Orginally published in the Los Angeles Times Ventura County Edition
The degree of violence in our world today, represented in our media via the television, newspapers, and internet, is deplorable. We are continuously handed pre-formulated thoughts that bombing, divorcing, and fighting are the only ways to solve disputes. With overflowing prison populations, guns in school, and escalating domestic abuse, it is no wonder that profound powerlessness and despair fester within our culture. What do we do about these problems? How do we go about reversing the cycles of inegalitarian practices which oppress so many? Whom can we solicit to address the questions of bringing peace to our disquieted world? I think I have the answer.
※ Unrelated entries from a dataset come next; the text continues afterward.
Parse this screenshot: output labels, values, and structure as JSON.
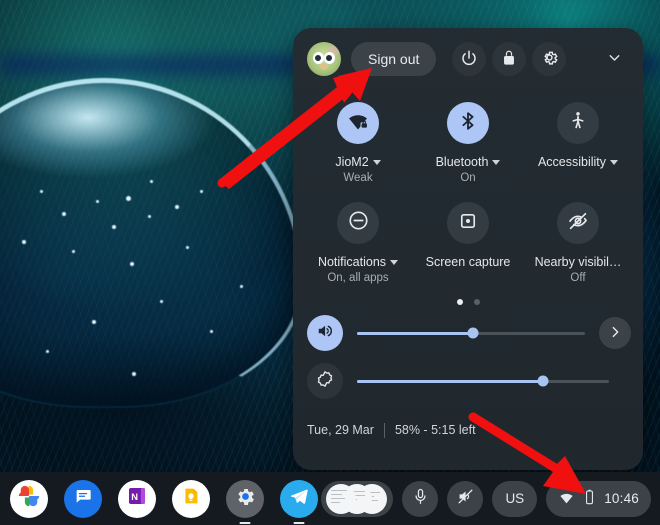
{
  "wallpaper": {
    "description": "macro photo of a water droplet on a dark teal-blue feather"
  },
  "quick_settings": {
    "header": {
      "avatar_name": "user-avatar",
      "sign_out_label": "Sign out",
      "power_icon": "power-icon",
      "lock_icon": "lock-icon",
      "settings_icon": "gear-icon",
      "collapse_icon": "chevron-down-icon"
    },
    "tiles": [
      {
        "id": "network",
        "icon": "wifi-locked-icon",
        "label": "JioM2",
        "sublabel": "Weak",
        "state": "on",
        "has_caret": true,
        "two_line_label": false
      },
      {
        "id": "bluetooth",
        "icon": "bluetooth-icon",
        "label": "Bluetooth",
        "sublabel": "On",
        "state": "on",
        "has_caret": true,
        "two_line_label": false
      },
      {
        "id": "accessibility",
        "icon": "accessibility-icon",
        "label": "Accessibility",
        "sublabel": "",
        "state": "off",
        "has_caret": true,
        "two_line_label": false
      },
      {
        "id": "notifications",
        "icon": "do-not-disturb-icon",
        "label": "Notifications",
        "sublabel": "On, all apps",
        "state": "off",
        "has_caret": true,
        "two_line_label": false
      },
      {
        "id": "screen_capture",
        "icon": "screen-capture-icon",
        "label": "Screen capture",
        "sublabel": "",
        "state": "off",
        "has_caret": false,
        "two_line_label": true
      },
      {
        "id": "nearby",
        "icon": "eye-off-icon",
        "label": "Nearby visibil…",
        "sublabel": "Off",
        "state": "off",
        "has_caret": false,
        "two_line_label": false
      }
    ],
    "pages": {
      "count": 2,
      "active_index": 0
    },
    "sliders": [
      {
        "id": "volume",
        "icon": "volume-up-icon",
        "value": 51,
        "icon_state": "on",
        "has_next_button": true,
        "next_icon": "chevron-right-icon"
      },
      {
        "id": "brightness",
        "icon": "brightness-icon",
        "value": 74,
        "icon_state": "off",
        "has_next_button": false,
        "next_icon": ""
      }
    ],
    "footer": {
      "date": "Tue, 29 Mar",
      "battery": "58% - 5:15 left"
    }
  },
  "shelf": {
    "apps": [
      {
        "id": "photos",
        "name": "google-photos-icon",
        "open": false
      },
      {
        "id": "messages",
        "name": "messages-icon",
        "open": false
      },
      {
        "id": "onenote",
        "name": "onenote-icon",
        "open": false
      },
      {
        "id": "keep",
        "name": "google-keep-icon",
        "open": false
      },
      {
        "id": "settings",
        "name": "settings-icon",
        "open": true
      },
      {
        "id": "telegram",
        "name": "telegram-icon",
        "open": true
      }
    ],
    "status": {
      "window_preview": "window-previews",
      "mic_icon": "microphone-icon",
      "audio_icon": "audio-muted-icon",
      "keyboard_label": "US",
      "tray": {
        "wifi_icon": "wifi-icon",
        "battery_icon": "battery-icon",
        "time": "10:46"
      }
    }
  },
  "annotations": {
    "arrow_color": "#f01010",
    "arrows": [
      {
        "id": "arrow-to-sign-out",
        "points_to": "Sign out"
      },
      {
        "id": "arrow-to-system-tray",
        "points_to": "status tray"
      }
    ]
  }
}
Nonviolence education is a systematic curriculum designed to awaken students’ minds to the possibilities of thinking outside the ‘might makes right’ paradigm, allowing them to view global human rights as a part of their own cause, not something distinct from their own personal life experience. Peace studies education teaches the view of history from those who have worked for radical social change and fighting injustices; it promotes the values of constructive conflict prevention and resolution as well as nonviolent resistance and direct social action. Students acquire a comprehensive view of the current global situation by learning the links between poverty, religion, economics, governmental policies, technology, environment and education. In exploring alternatives to violence, students gain knowledge about their life choices, for example selective service registration. They also gain a context for their daily lives, like investigating the origins of the products they purchase and consume, i.e. whether they were tested on animals sprayed with pesticides, or what the lives, wages, and treatment of the producers are like. Peace studies education gives students the tools to constructively deal with the problems they encounter on both a personal and worldly level, as well as helping them to understand their responsibility for elevating the collective human experience.
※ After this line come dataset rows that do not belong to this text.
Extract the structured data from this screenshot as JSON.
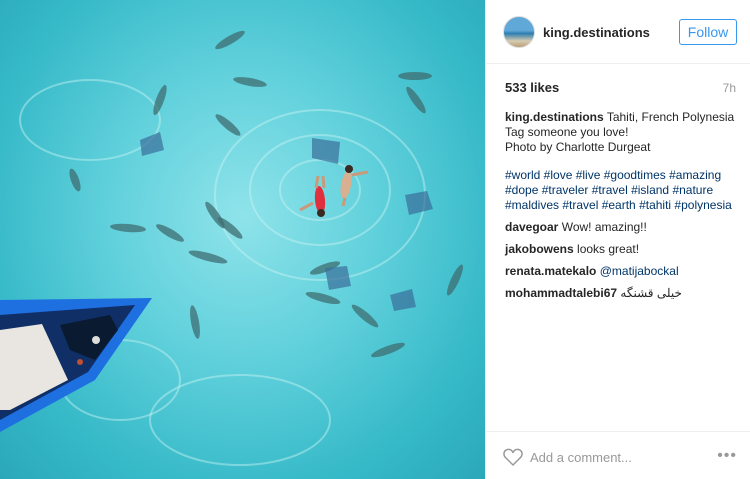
{
  "post": {
    "username": "king.destinations",
    "follow_label": "Follow",
    "likes": "533 likes",
    "time_ago": "7h",
    "caption": {
      "username": "king.destinations",
      "location": "Tahiti, French Polynesia",
      "line2": "Tag someone you love!",
      "line3": "Photo by Charlotte Durgeat"
    },
    "hashtags": {
      "line1": "#world #love #live #goodtimes #amazing",
      "line2": "#dope #traveler #travel #island #nature",
      "line3": "#maldives #travel #earth #tahiti #polynesia"
    },
    "comments": [
      {
        "user": "davegoar",
        "text": "Wow! amazing!!"
      },
      {
        "user": "jakobowens",
        "text": "looks great!"
      },
      {
        "user": "renata.matekalo",
        "text": "@matijabockal"
      },
      {
        "user": "mohammadtalebi67",
        "text": "خیلی قشنگه"
      }
    ],
    "add_comment_placeholder": "Add a comment...",
    "more_glyph": "•••"
  },
  "icons": {
    "like": "heart-icon",
    "more": "more-options-icon",
    "avatar": "avatar"
  },
  "colors": {
    "follow_blue": "#3897f0",
    "hashtag_blue": "#003569",
    "water": "#5fd0db",
    "boat": "#1e6fe0"
  }
}
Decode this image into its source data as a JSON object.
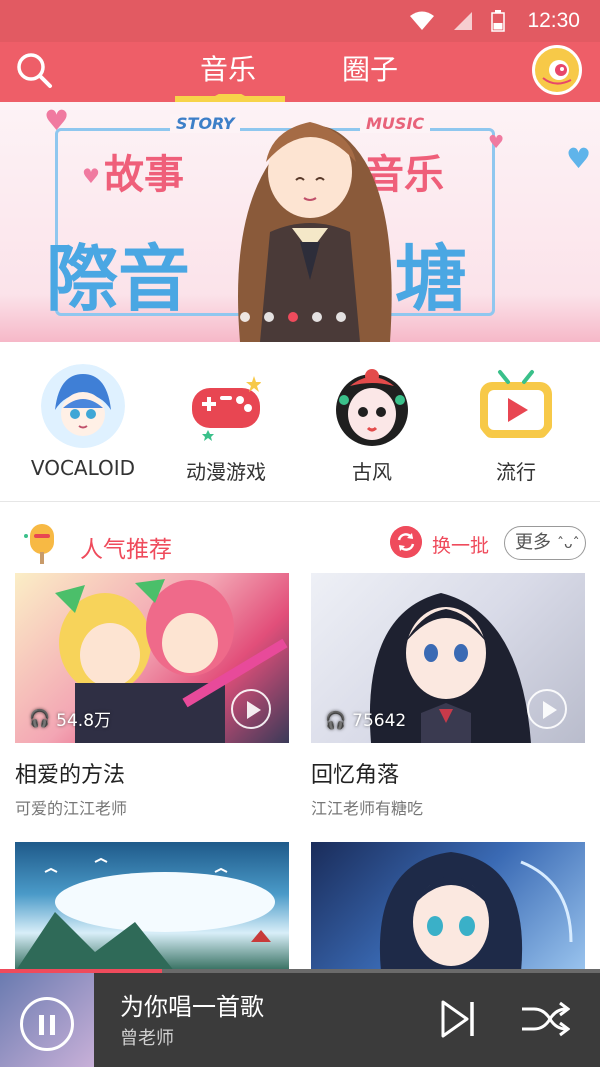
{
  "status_bar": {
    "time": "12:30",
    "icons": [
      "wifi-icon",
      "signal-icon",
      "battery-icon"
    ]
  },
  "header": {
    "tabs": [
      {
        "label": "音乐",
        "active": true
      },
      {
        "label": "圈子",
        "active": false
      }
    ],
    "icons": [
      "search-icon",
      "avatar"
    ]
  },
  "banner": {
    "story_word": "STORY",
    "music_word": "MUSIC",
    "title_left": "故事",
    "title_right": "音乐",
    "title_big_left": "際音",
    "title_big_right": "塘",
    "active_dot": 2,
    "dot_count": 5
  },
  "categories": [
    {
      "label": "VOCALOID",
      "icon": "vocaloid-avatar-icon"
    },
    {
      "label": "动漫游戏",
      "icon": "gamepad-icon"
    },
    {
      "label": "古风",
      "icon": "opera-mask-icon"
    },
    {
      "label": "流行",
      "icon": "tv-play-icon"
    }
  ],
  "recommend": {
    "title": "人气推荐",
    "swap_label": "换一批",
    "more_label": "更多"
  },
  "cards": [
    {
      "name": "相爱的方法",
      "author": "可爱的江江老师",
      "plays": "54.8万"
    },
    {
      "name": "回忆角落",
      "author": "江江老师有糖吃",
      "plays": "75642"
    },
    {
      "name": "",
      "author": "",
      "plays": ""
    },
    {
      "name": "",
      "author": "",
      "plays": ""
    }
  ],
  "player": {
    "song": "为你唱一首歌",
    "singer": "曾老师",
    "progress": 0.27
  },
  "colors": {
    "accent": "#ef4b5c",
    "header": "#ee5e68",
    "player_bg": "#3b3b3b"
  }
}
After teaching a revolutionary and widely successful class through the Center for Teaching Peace in Washington, D.C. last year in an urban high school and a juvenile prison, I can see a change in students’ attitudes: a motivation to mobilize toward the common cause of improving the well-being of the planet and its inhabitants. Colman McCarthy, who directs the aforementioned Center, suggests that peace rooms be designated in all schools for the resolution of disputes, and that programs be implemented so that students can become ‘peer mediators’ who serve as impartial negotiators for conflicts between fellow students. Why is peace studies not a mandatory class in school, especially when it reaches the core of how to interact and get along? What is so subversive about teaching the origins of the Hague Court, rooted in the early peace churches of Colonial America? Why is there suspicion with regards to questioning where our tax dollars go? Why is conflict management not an integral part of our school curriculum, like math or science?
There is more money in a wartime economy than peacetime.
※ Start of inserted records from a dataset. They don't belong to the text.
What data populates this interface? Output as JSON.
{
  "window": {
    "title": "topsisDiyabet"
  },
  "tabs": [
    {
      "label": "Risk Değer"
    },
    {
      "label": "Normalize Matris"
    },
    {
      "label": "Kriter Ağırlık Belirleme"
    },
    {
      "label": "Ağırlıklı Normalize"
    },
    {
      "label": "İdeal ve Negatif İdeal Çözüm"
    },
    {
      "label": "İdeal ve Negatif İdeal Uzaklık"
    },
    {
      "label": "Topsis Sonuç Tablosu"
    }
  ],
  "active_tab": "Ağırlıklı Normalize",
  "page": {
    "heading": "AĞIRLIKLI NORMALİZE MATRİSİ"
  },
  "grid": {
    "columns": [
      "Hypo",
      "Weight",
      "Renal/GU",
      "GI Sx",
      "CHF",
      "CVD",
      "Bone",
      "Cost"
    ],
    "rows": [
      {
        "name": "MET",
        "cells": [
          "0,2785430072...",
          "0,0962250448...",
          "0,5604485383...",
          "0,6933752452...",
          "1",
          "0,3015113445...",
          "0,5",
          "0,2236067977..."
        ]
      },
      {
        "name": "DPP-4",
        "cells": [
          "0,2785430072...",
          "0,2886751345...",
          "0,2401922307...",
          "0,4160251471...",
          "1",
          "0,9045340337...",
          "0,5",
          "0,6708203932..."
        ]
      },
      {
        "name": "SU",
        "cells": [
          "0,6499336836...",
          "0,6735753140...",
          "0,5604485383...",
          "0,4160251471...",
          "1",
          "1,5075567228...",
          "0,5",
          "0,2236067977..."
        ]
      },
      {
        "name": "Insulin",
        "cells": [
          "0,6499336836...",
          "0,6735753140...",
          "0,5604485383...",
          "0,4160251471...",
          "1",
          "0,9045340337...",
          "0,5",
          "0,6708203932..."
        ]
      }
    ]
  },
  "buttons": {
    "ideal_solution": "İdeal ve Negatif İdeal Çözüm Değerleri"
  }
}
We can fund an eighty-billion-dollar war, but not nonviolence classes. We can supply over three-fourths of the weapons used in the nearly forty ongoing conflicts worldwide, overtly profiting from the massacre of others, but no money can be found for teaching conflict management. At high school commencement speeches, we tell our graduating seniors to go out and be the peacemakers of the world, and yet we withhold the tools necessary to do so. Learning to co-exist with others is a fundamental component to surviving in life, and it does not necessarily come naturally or easily, especially in a world where images of violence are the norm to the point of desensitization. Our government, our leaders, our schools continuously tell us that there is just not enough money to expand the curriculum to incorporate peace studies.
We owe it to our children to teach them that an ounce of prevention is worth a pound of cure. By implementing nonviolence classes, we can subvert the far-reaching problems associated with intolerance and mishandled anger. When we explore nonviolence curriculum we can address the problems of injustice and teach young people how to make the world more egalitarian. To effect real change and truly make a difference, each parent, each teacher-parent association, each school board, and most importantly, each student should lobby for peace studies education in each school.
Leah Wells is a high school teacher in Ventura County, a member of Amnesty International, and personally committed to spreading nonviolence curriculum throughout our schools. She volunteers with Interface in the Youth Crisis Intervention department, as well as with the Juvenile Detention division of Ventura County.